In seiner gegen diesen Bescheid erhobenen Beschwerde macht der Beschwerdeführer Rechtswidrigkeit des Inhaltes sowie infolge Verletzung von Verfahrensvorschriften geltend und beantragt die kostenpflichtige Aufhebung des angefochtenen Bescheides. Die belangte Behörde hat die Akten des Verwaltungsverfahrens vorgelegt und eine Gegenschrift mit dem Antrag auf kostenpflichtige Abweisung der Beschwerde erstattet.

Der Verwaltungsgerichtshof hat erwogen:

Gemäß § 7 Abs. 1 lit. b LMG 1975 ist es unter anderem verboten, Lebensmittel in Verkehr zu bringen, die wertgemindert sind, ohne daß dieser Umstand deutlich und allgemein verständlich kenntlich gemacht ist. Nach der Begriffsbestimmung des § 8 lit. g leg. cit. sind Lebensmittel wertgemindert, wenn sie nach der Herstellung, ohne daß eine weitere Behandlung erfolgt ist, eine erhebliche Minderung an wertbestimmenden Bestandteilen oder ihrer spezifischen, wertbestimmenden Wirkung oder Eigenschaft erfahren haben, soweit nicht Verdorbenheit vorliegt. Wer Lebensmittel in Verkehr bringt, die wertgemindert sind, wenn dieser Umstand nicht deutlich und allgemein verständlich kenntlich gemacht ist, macht sich gemäß § 74 Abs. 2 Z. 1 LMG 1975 einer Verwaltungsübertretung schuldig und ist von der Bezirksverwaltungsbehörde mit Geldstrafe bis zu

S 50.000,-- zu bestrafen.

1. Der Beschwerdeführer meint, es sei Verfolgungsverjährung eingetreten, weil der Vorwurf der Kontamination der gegenständlichen Produkte mit Hefen, welcher Umstand für ihre Beurteilung als wertgemindert entscheidend sei, erstmals im angefochtenen Bescheid erhoben worden sei. Dieser Beanstandungsgrund werde zum ersten Mal in der Stellungnahme der Bundesanstalt für Lebensmitteluntersuchung und -forschung vom 22. Februar 1991 erwähnt und sei dem Beschwerdeführer nie vorgehalten worden.

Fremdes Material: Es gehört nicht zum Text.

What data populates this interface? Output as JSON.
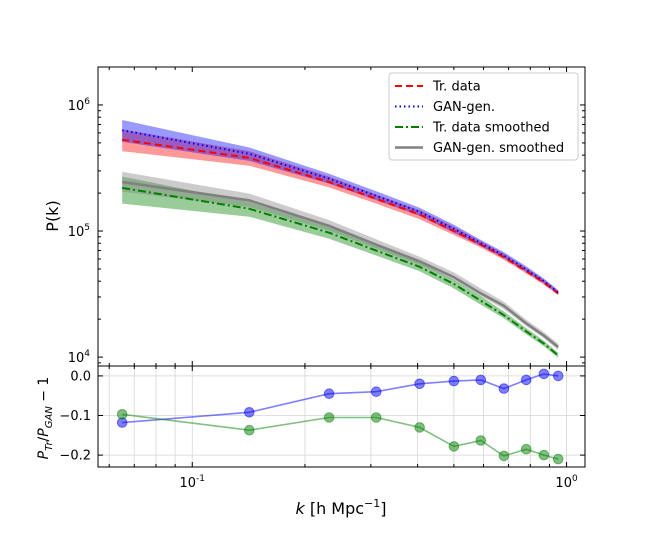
{
  "chart_data": [
    {
      "type": "line",
      "panel": "top",
      "ylabel": "P(k)",
      "yscale": "log",
      "xscale": "log",
      "xlim": [
        0.056,
        1.12
      ],
      "ylim": [
        8500,
        2000000
      ],
      "y_tick_labels": [
        "10^4",
        "10^5",
        "10^6"
      ],
      "legend": {
        "placement": "top-right"
      },
      "x": [
        0.065,
        0.142,
        0.232,
        0.31,
        0.405,
        0.5,
        0.59,
        0.68,
        0.78,
        0.87,
        0.95
      ],
      "series": [
        {
          "name": "Tr. data",
          "color": "#ff0000",
          "style": "dashed",
          "values": [
            530000,
            380000,
            245000,
            180000,
            135000,
            100000,
            78000,
            62000,
            48000,
            39000,
            32000
          ],
          "band_low": [
            430000,
            330000,
            222000,
            165000,
            124000,
            93000,
            74000,
            59000,
            46000,
            37500,
            31000
          ],
          "band_high": [
            640000,
            430000,
            270000,
            195000,
            146000,
            108000,
            83000,
            66000,
            51000,
            41000,
            33500
          ]
        },
        {
          "name": "GAN-gen.",
          "color": "#0000ff",
          "style": "dotted",
          "values": [
            630000,
            410000,
            260000,
            190000,
            142000,
            104000,
            80000,
            64000,
            49500,
            40000,
            32500
          ],
          "band_low": [
            510000,
            360000,
            238000,
            176000,
            132000,
            97000,
            76000,
            61000,
            47500,
            38500,
            31500
          ],
          "band_high": [
            760000,
            460000,
            285000,
            207000,
            153000,
            112000,
            85000,
            68000,
            52500,
            42000,
            34000
          ]
        },
        {
          "name": "Tr. data smoothed",
          "color": "#008000",
          "style": "dashdot",
          "values": [
            220000,
            150000,
            97000,
            70000,
            52000,
            38000,
            28000,
            21500,
            16000,
            12800,
            10300
          ],
          "band_low": [
            165000,
            130000,
            87000,
            64000,
            48000,
            35000,
            26000,
            20300,
            15200,
            12200,
            9900
          ],
          "band_high": [
            270000,
            170000,
            108000,
            77000,
            56500,
            41000,
            30500,
            23000,
            17000,
            13500,
            10800
          ]
        },
        {
          "name": "GAN-gen. smoothed",
          "color": "#808080",
          "style": "solid",
          "values": [
            245000,
            175000,
            110000,
            78000,
            57500,
            43000,
            32000,
            25500,
            18500,
            14800,
            12000
          ],
          "band_low": [
            205000,
            155000,
            101000,
            72500,
            54000,
            40500,
            30500,
            24000,
            17600,
            14100,
            11400
          ],
          "band_high": [
            295000,
            198000,
            122000,
            86000,
            62500,
            47000,
            35000,
            27500,
            19800,
            15800,
            12800
          ]
        }
      ]
    },
    {
      "type": "line",
      "panel": "bottom",
      "xlabel": "k [h Mpc^-1]",
      "ylabel": "P_Tr/P_GAN − 1",
      "xscale": "log",
      "xlim": [
        0.056,
        1.12
      ],
      "ylim": [
        -0.23,
        0.025
      ],
      "y_tick_labels": [
        "0.0",
        "−0.1",
        "−0.2"
      ],
      "x_tick_labels": [
        "10^-1",
        "10^0"
      ],
      "grid": true,
      "x": [
        0.065,
        0.142,
        0.232,
        0.31,
        0.405,
        0.5,
        0.59,
        0.68,
        0.78,
        0.87,
        0.95
      ],
      "series": [
        {
          "color": "#0000ff",
          "values": [
            -0.118,
            -0.092,
            -0.045,
            -0.04,
            -0.02,
            -0.013,
            -0.01,
            -0.032,
            -0.01,
            0.005,
            0.0
          ]
        },
        {
          "color": "#008000",
          "values": [
            -0.097,
            -0.137,
            -0.105,
            -0.105,
            -0.13,
            -0.178,
            -0.163,
            -0.202,
            -0.185,
            -0.2,
            -0.21
          ]
        }
      ]
    }
  ]
}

Richtig ist, daß erstmals in der genannten Stellungnahme vom 22. Februar 1991 davon die Rede ist, daß die Wertminderung der Produkte in ihrer "Kontamination mit Hefen" bestehe. Der Beschwerdeführer läßt aber außer acht, daß bereits die drei Anzeigegutachten von der "mikrobiellen Verunreinigung" der gegenständlichen Produkte sprechen und den jeweils ermittelten Hefegehalt konkret anführen. Mit diesem Sachverhalt wurde der Beschwerdeführer in dem auf Grund seiner Einsprüche eingeleiteten Ermittlungsverfahren am 3. Dezember 1990 - somit innerhalb der einjährigen Verjährungsfrist des § 74 Abs. 6 LMG 1975 - konfrontiert. An diesem Tag nahm sein Rechtsvertreter Akteneinsicht und erhielt von der Erstbehörde Ablichtungen der Anzeigegutachten und der Untersuchungsberichte ausgefolgt (Seite 18 vso. des Aktes Zl. MBA 15-M-A 4085/92). Die behauptete Verjährung ist somit nicht eingetreten.

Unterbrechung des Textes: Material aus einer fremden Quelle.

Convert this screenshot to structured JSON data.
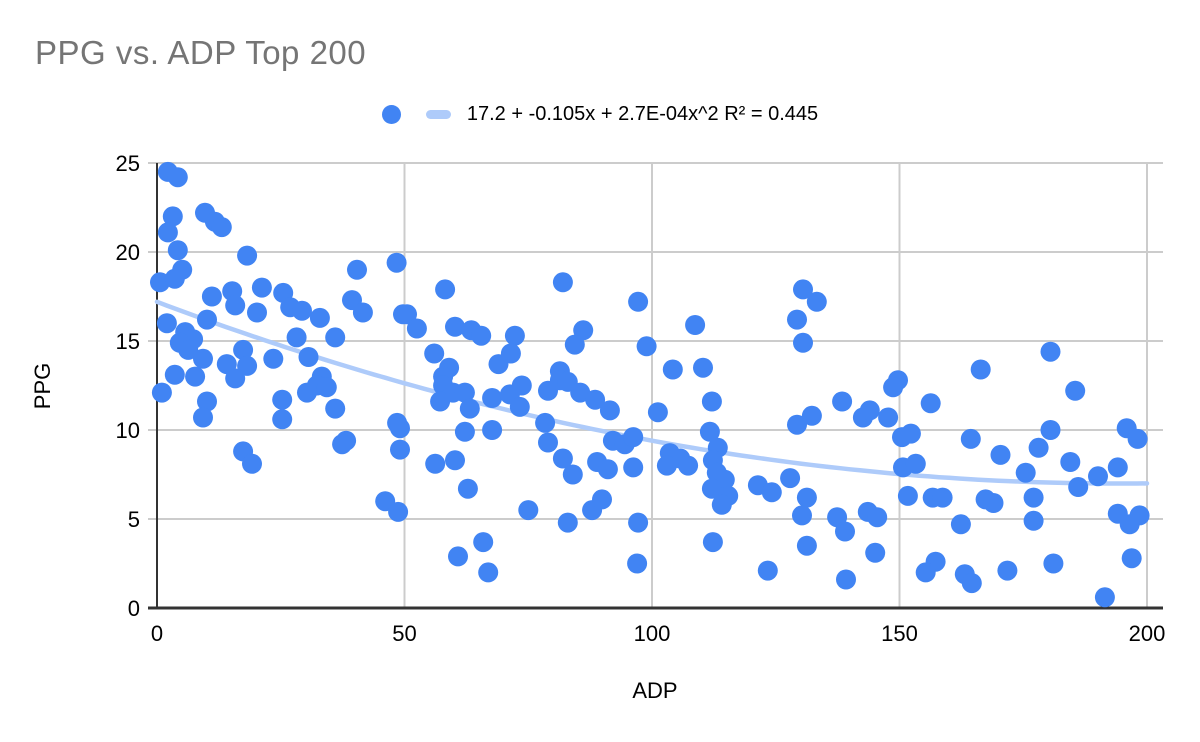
{
  "page": {
    "title": "PPG vs. ADP Top 200"
  },
  "legend": {
    "trend_label": "17.2 + -0.105x + 2.7E-04x^2 R² = 0.445",
    "series_marker": "point-dot-icon",
    "trend_marker": "trendline-dash-icon"
  },
  "colors": {
    "point": "#4184F3",
    "trendline": "#AECBFA",
    "grid": "#CCCCCC",
    "axis": "#333333",
    "title_text": "#757575",
    "tick_text": "#000000"
  },
  "chart_data": {
    "type": "scatter",
    "title": "PPG vs. ADP Top 200",
    "xlabel": "ADP",
    "ylabel": "PPG",
    "xlim": [
      0,
      200
    ],
    "ylim": [
      0,
      25
    ],
    "xticks": [
      0,
      50,
      100,
      150,
      200
    ],
    "yticks": [
      0,
      5,
      10,
      15,
      20,
      25
    ],
    "grid": true,
    "legend_position": "top",
    "trendline": {
      "type": "polynomial",
      "degree": 2,
      "coefficients": [
        17.2,
        -0.105,
        0.00027
      ],
      "equation": "17.2 + -0.105x + 2.7E-04x^2",
      "r2": 0.445
    },
    "points": [
      [
        2.2,
        24.5
      ],
      [
        4.2,
        24.2
      ],
      [
        3.2,
        22.0
      ],
      [
        9.7,
        22.2
      ],
      [
        11.7,
        21.7
      ],
      [
        13.1,
        21.4
      ],
      [
        2.2,
        21.1
      ],
      [
        4.2,
        20.1
      ],
      [
        18.2,
        19.8
      ],
      [
        5.1,
        19.0
      ],
      [
        40.4,
        19.0
      ],
      [
        48.4,
        19.4
      ],
      [
        0.6,
        18.3
      ],
      [
        3.6,
        18.5
      ],
      [
        11.1,
        17.5
      ],
      [
        15.2,
        17.8
      ],
      [
        15.8,
        17.0
      ],
      [
        21.2,
        18.0
      ],
      [
        20.2,
        16.6
      ],
      [
        25.5,
        17.7
      ],
      [
        26.9,
        16.9
      ],
      [
        29.3,
        16.7
      ],
      [
        32.9,
        16.3
      ],
      [
        39.4,
        17.3
      ],
      [
        41.6,
        16.6
      ],
      [
        49.7,
        16.5
      ],
      [
        2.0,
        16.0
      ],
      [
        5.7,
        15.5
      ],
      [
        10.1,
        16.2
      ],
      [
        7.3,
        15.1
      ],
      [
        4.6,
        14.9
      ],
      [
        36.0,
        15.2
      ],
      [
        28.2,
        15.2
      ],
      [
        6.3,
        14.5
      ],
      [
        9.3,
        14.0
      ],
      [
        14.1,
        13.7
      ],
      [
        17.4,
        14.5
      ],
      [
        18.2,
        13.6
      ],
      [
        23.5,
        14.0
      ],
      [
        30.6,
        14.1
      ],
      [
        33.3,
        13.0
      ],
      [
        1.0,
        12.1
      ],
      [
        3.6,
        13.1
      ],
      [
        7.7,
        13.0
      ],
      [
        15.8,
        12.9
      ],
      [
        10.1,
        11.6
      ],
      [
        9.3,
        10.7
      ],
      [
        25.3,
        11.7
      ],
      [
        25.3,
        10.6
      ],
      [
        30.3,
        12.1
      ],
      [
        32.3,
        12.5
      ],
      [
        34.3,
        12.4
      ],
      [
        36.0,
        11.2
      ],
      [
        38.2,
        9.4
      ],
      [
        37.4,
        9.2
      ],
      [
        48.5,
        10.4
      ],
      [
        49.1,
        10.1
      ],
      [
        49.1,
        8.9
      ],
      [
        17.4,
        8.8
      ],
      [
        19.2,
        8.1
      ],
      [
        46.1,
        6.0
      ],
      [
        48.7,
        5.4
      ],
      [
        58.2,
        17.9
      ],
      [
        82.0,
        18.3
      ],
      [
        97.2,
        17.2
      ],
      [
        50.5,
        16.5
      ],
      [
        52.5,
        15.7
      ],
      [
        60.2,
        15.8
      ],
      [
        63.5,
        15.6
      ],
      [
        65.5,
        15.3
      ],
      [
        72.3,
        15.3
      ],
      [
        86.1,
        15.6
      ],
      [
        84.4,
        14.8
      ],
      [
        98.9,
        14.7
      ],
      [
        56.0,
        14.3
      ],
      [
        59.0,
        13.5
      ],
      [
        69.0,
        13.7
      ],
      [
        71.5,
        14.3
      ],
      [
        81.4,
        13.3
      ],
      [
        57.8,
        13.0
      ],
      [
        57.8,
        12.5
      ],
      [
        59.8,
        12.1
      ],
      [
        57.2,
        11.6
      ],
      [
        62.2,
        12.1
      ],
      [
        63.2,
        11.2
      ],
      [
        67.7,
        11.8
      ],
      [
        71.3,
        12.0
      ],
      [
        73.7,
        12.5
      ],
      [
        73.3,
        11.3
      ],
      [
        79.0,
        12.2
      ],
      [
        81.4,
        12.8
      ],
      [
        83.0,
        12.7
      ],
      [
        85.5,
        12.1
      ],
      [
        88.5,
        11.7
      ],
      [
        91.5,
        11.1
      ],
      [
        78.4,
        10.4
      ],
      [
        62.2,
        9.9
      ],
      [
        67.7,
        10.0
      ],
      [
        79.0,
        9.3
      ],
      [
        92.1,
        9.4
      ],
      [
        94.5,
        9.2
      ],
      [
        96.2,
        9.6
      ],
      [
        56.2,
        8.1
      ],
      [
        60.2,
        8.3
      ],
      [
        82.0,
        8.4
      ],
      [
        84.0,
        7.5
      ],
      [
        88.9,
        8.2
      ],
      [
        91.1,
        7.8
      ],
      [
        96.2,
        7.9
      ],
      [
        62.8,
        6.7
      ],
      [
        75.0,
        5.5
      ],
      [
        87.9,
        5.5
      ],
      [
        89.9,
        6.1
      ],
      [
        83.0,
        4.8
      ],
      [
        97.2,
        4.8
      ],
      [
        65.9,
        3.7
      ],
      [
        60.8,
        2.9
      ],
      [
        66.9,
        2.0
      ],
      [
        97.0,
        2.5
      ],
      [
        130.5,
        17.9
      ],
      [
        133.3,
        17.2
      ],
      [
        108.7,
        15.9
      ],
      [
        129.3,
        16.2
      ],
      [
        130.5,
        14.9
      ],
      [
        104.2,
        13.4
      ],
      [
        110.3,
        13.5
      ],
      [
        149.7,
        12.8
      ],
      [
        112.1,
        11.6
      ],
      [
        101.2,
        11.0
      ],
      [
        129.3,
        10.3
      ],
      [
        132.3,
        10.8
      ],
      [
        138.4,
        11.6
      ],
      [
        142.6,
        10.7
      ],
      [
        144.0,
        11.1
      ],
      [
        148.7,
        12.4
      ],
      [
        147.7,
        10.7
      ],
      [
        150.5,
        9.6
      ],
      [
        111.7,
        9.9
      ],
      [
        113.3,
        9.0
      ],
      [
        103.6,
        8.7
      ],
      [
        105.7,
        8.4
      ],
      [
        103.0,
        8.0
      ],
      [
        107.3,
        8.0
      ],
      [
        112.3,
        8.3
      ],
      [
        113.1,
        7.6
      ],
      [
        114.7,
        7.2
      ],
      [
        112.1,
        6.7
      ],
      [
        115.4,
        6.3
      ],
      [
        114.1,
        5.8
      ],
      [
        121.4,
        6.9
      ],
      [
        124.2,
        6.5
      ],
      [
        127.9,
        7.3
      ],
      [
        131.3,
        6.2
      ],
      [
        130.3,
        5.2
      ],
      [
        137.4,
        5.1
      ],
      [
        139.0,
        4.3
      ],
      [
        143.6,
        5.4
      ],
      [
        145.5,
        5.1
      ],
      [
        112.3,
        3.7
      ],
      [
        131.3,
        3.5
      ],
      [
        123.4,
        2.1
      ],
      [
        139.2,
        1.6
      ],
      [
        145.1,
        3.1
      ],
      [
        150.7,
        7.9
      ],
      [
        180.5,
        14.4
      ],
      [
        166.4,
        13.4
      ],
      [
        185.5,
        12.2
      ],
      [
        156.3,
        11.5
      ],
      [
        152.3,
        9.8
      ],
      [
        164.4,
        9.5
      ],
      [
        170.4,
        8.6
      ],
      [
        178.1,
        9.0
      ],
      [
        180.5,
        10.0
      ],
      [
        175.5,
        7.6
      ],
      [
        184.5,
        8.2
      ],
      [
        153.3,
        8.1
      ],
      [
        186.1,
        6.8
      ],
      [
        190.1,
        7.4
      ],
      [
        194.1,
        7.9
      ],
      [
        195.9,
        10.1
      ],
      [
        198.1,
        9.5
      ],
      [
        151.7,
        6.3
      ],
      [
        156.7,
        6.2
      ],
      [
        158.7,
        6.2
      ],
      [
        167.4,
        6.1
      ],
      [
        169.0,
        5.9
      ],
      [
        177.1,
        6.2
      ],
      [
        177.1,
        4.9
      ],
      [
        194.1,
        5.3
      ],
      [
        198.5,
        5.2
      ],
      [
        196.5,
        4.7
      ],
      [
        162.4,
        4.7
      ],
      [
        157.3,
        2.6
      ],
      [
        155.3,
        2.0
      ],
      [
        163.2,
        1.9
      ],
      [
        164.6,
        1.4
      ],
      [
        171.8,
        2.1
      ],
      [
        181.1,
        2.5
      ],
      [
        196.9,
        2.8
      ],
      [
        191.5,
        0.6
      ]
    ]
  }
}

2. Der Beschwerdeführer wendet ein, der Tatbestand der Wertminderung sei erst durch das Lebensmittelgesetz 1975 in die österreichische Rechtsordnung eingeführt worden. Da es in dieser vorher einen vergleichbaren Tatbestand nicht gegeben habe, sei dieser Straftatbestand durch den Vorbehalt der Republik Österreich zu den Art. 5 und 6 MRK nicht gedeckt. § 74 Abs. 2 Z. 1 LMG 1975, der die Ahndung von Verstößen gegen das Verbot des § 7 Abs. 1 lit. b LMG 1975 Verwaltungsbehörden statt Tribunalen zuweise, sei daher verfassungswidrig. Der Beschwerdeführer regt an, beim Verfassungsgerichtshof die Aufhebung der seiner Bestrafung zugrundeliegenden Bestimmungen zu beantragen.

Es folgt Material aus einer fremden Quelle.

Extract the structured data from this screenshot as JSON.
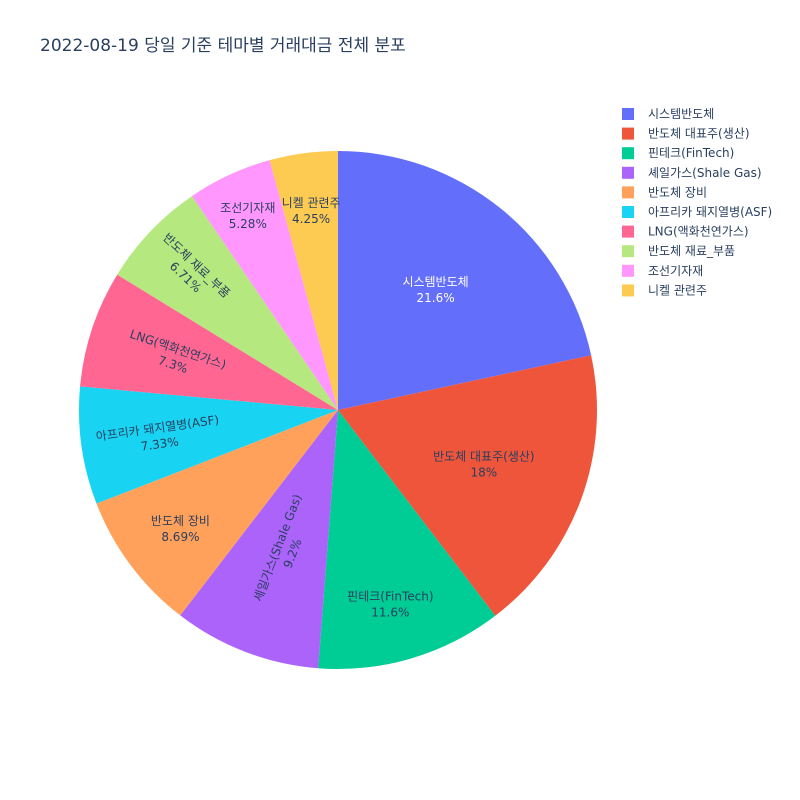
{
  "chart_data": {
    "type": "pie",
    "title": "2022-08-19 당일 기준 테마별 거래대금 전체 분포",
    "slices": [
      {
        "label": "시스템반도체",
        "value": 21.6,
        "display": "21.6%",
        "color": "#636efa"
      },
      {
        "label": "반도체 대표주(생산)",
        "value": 18.0,
        "display": "18%",
        "color": "#ef553b"
      },
      {
        "label": "핀테크(FinTech)",
        "value": 11.6,
        "display": "11.6%",
        "color": "#00cc96"
      },
      {
        "label": "셰일가스(Shale Gas)",
        "value": 9.2,
        "display": "9.2%",
        "color": "#ab63fa"
      },
      {
        "label": "반도체 장비",
        "value": 8.69,
        "display": "8.69%",
        "color": "#ffa15a"
      },
      {
        "label": "아프리카 돼지열병(ASF)",
        "value": 7.33,
        "display": "7.33%",
        "color": "#19d3f3"
      },
      {
        "label": "LNG(액화천연가스)",
        "value": 7.3,
        "display": "7.3%",
        "color": "#ff6692"
      },
      {
        "label": "반도체 재료_부품",
        "value": 6.71,
        "display": "6.71%",
        "color": "#b6e880"
      },
      {
        "label": "조선기자재",
        "value": 5.28,
        "display": "5.28%",
        "color": "#ff97ff"
      },
      {
        "label": "니켈 관련주",
        "value": 4.25,
        "display": "4.25%",
        "color": "#fecb52"
      }
    ],
    "legend_position": "top-right",
    "direction": "clockwise",
    "start": "12 o'clock"
  }
}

Dazu hat der Verwaltungsgerichtshof keine Veranlassung. Der Vorbehalt der Republik Österreich zu Art. 5 MRK umfaßt nach der Rechtsprechung des Verfassungsgerichtshofes (vgl. etwa das zum Weingesetz 1985 ergangene Erkenntnis Slg. 11369/1987) seinem Sinn nach zumindest auch jene Gesetze, die zwar nach Erklärung des Vorbehaltes erlassen wurden, die aber keine nachträgliche Erweiterung jenes materiellrechtlichen Bereiches bewirken, der durch die Abgabe des Vorbehaltes ausgeschlossen werden sollte. Vom Vorbehalt sind daher Gesetze auch dann gedeckt, wenn gleichartige Straftatbestände bereits in Verwaltungsvorschriften enthalten waren, die vor dem 3. September 1958 erlassen wurden. Dieser Vorbehalt deckt auch die Verhängung von Geldstrafen durch die Verwaltungsbehörden (vgl. das soeben genannte Erkenntnis) und schließt für die unter die Verwaltungsverfahrensgesetze fallenden Verfahren auch die Anwendung des Art. 6 MRK aus (Erkenntnis eines verstärkten Senates des Verwaltungsgerichtshofes vom 8. Mai 1987, Slg. 12466/A, mit Hinweisen auf die Rechtsprechung des Verfassungsgerichtshofes).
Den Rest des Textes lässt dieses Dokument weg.